Bull. CNCC septembre 2015 p. 440

Lorsqu'une société sans commissaire aux comptes se transforme en société par actions, la transformation ne peut pas être annulée dès lors que les associés ont approuvé l'évaluation des biens sociaux et ce, même si les capitaux propres sont inférieurs au capital social.

Lorsqu'une société sans commissaire aux comptes se transforme en société par actions, un ou plusieurs commissaires à la transformation doivent être désignés pour apprécier la valeur des biens composant l'actif social (C. com. art. L 224-3, al. 1). Leur rapport atteste que le montant des capitaux propres est au moins égal au capital social (art. R 224-3).

La transformation est-elle néanmoins valable si le rapport atteste que, du fait des pertes enregistrées, le montant des capitaux propres est inférieur au capital social ?

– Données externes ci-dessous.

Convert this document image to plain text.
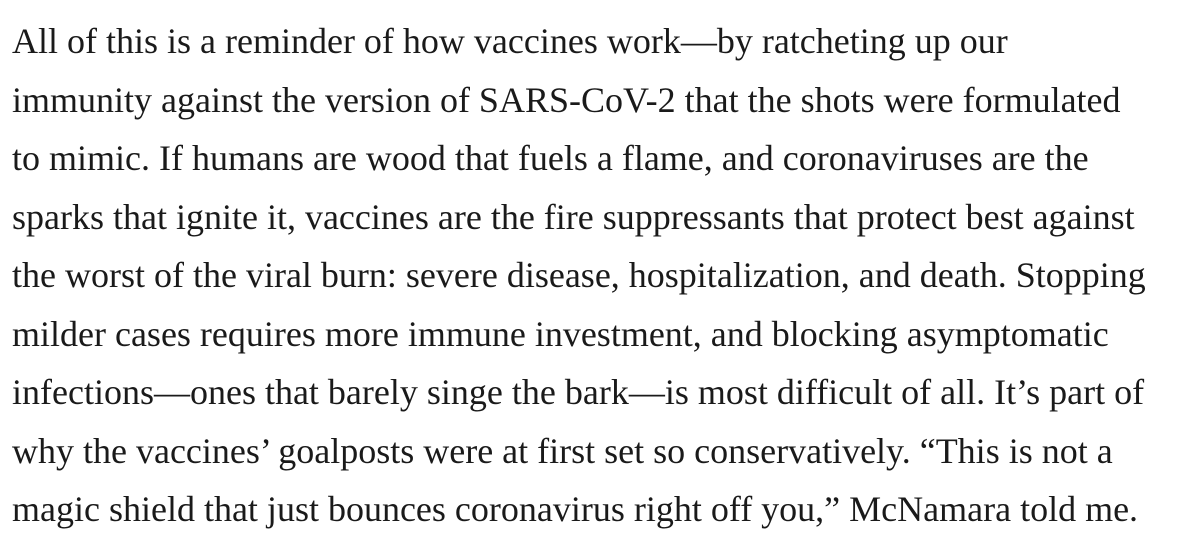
All of this is a reminder of how vaccines work—by ratcheting up our
immunity against the version of SARS-CoV-2 that the shots were formulated
to mimic. If humans are wood that fuels a flame, and coronaviruses are the
sparks that ignite it, vaccines are the fire suppressants that protect best against
the worst of the viral burn: severe disease, hospitalization, and death. Stopping
milder cases requires more immune investment, and blocking asymptomatic
infections—ones that barely singe the bark—is most difficult of all. It’s part of
why the vaccines’ goalposts were at first set so conservatively. “This is not a
magic shield that just bounces coronavirus right off you,” McNamara told me.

La Compagnie nationale des commissaires aux comptes (CNCC) a répondu par l'affirmative en se fondant sur l'argumentation suivante.

La nullité de la transformation ne peut résulter que d'une disposition expresse du Code de commerce sur les sociétés commerciales ou des lois qui régissent la nullité des contrats (C. com. art. L 235-1, al. 1). Or, l'article L 224-3, al. 2 et 3 prévoit seulement que les associés statuent sur l'évaluation des biens et qu'à défaut « d'approbation expresse des associés » la transformation est nulle.

Il résulte de la stricte interprétation de ce texte que la nullité est encourue lorsque les associés n'ont pas approuvé cette évaluation et non pas, en cas d'approbation, lorsque le résultat de l'évaluation fait apparaître des capitaux propres inférieurs au capital social. En effet, l'article L 224-3 exige l'approbation de l'évaluation mais n'impose pas une obligation de résultat en terme de montant ou de ratio.

La CNCC ajoute, au soutien de cette analyse, que le texte ne soumet pas le rapport du commissaire à la transformation à l'approbation des associés.

A noter : Comme le souligne la CNCC, la transformation d'une société en perte dont l'évaluation des biens a été approuvée n'encourt pas la nullité mais n'en reste pas moins irrégulière car réalisée sans que le rapport du commissaire atteste que le montant des capitaux propres est au moins égal au capital social. 
D'ailleurs, elle n'est pas sans risque. Le greffier du tribunal de commerce, tenu de vérifier que la transformation est conforme aux dispositions législatives et réglementaires qui la régissent (C. com. art. R 123-95, al. 2), serait, à notre avis, fondé à refuser de l'inscrire au registre du commerce et des sociétés.
En outre, les dirigeants ayant proposé la transformation et les associés l'ayant approuvée engageraient leur responsabilité si un associé opposé à la transformation ou un créancier social établissait que cette irrégularité lui a porté préjudice.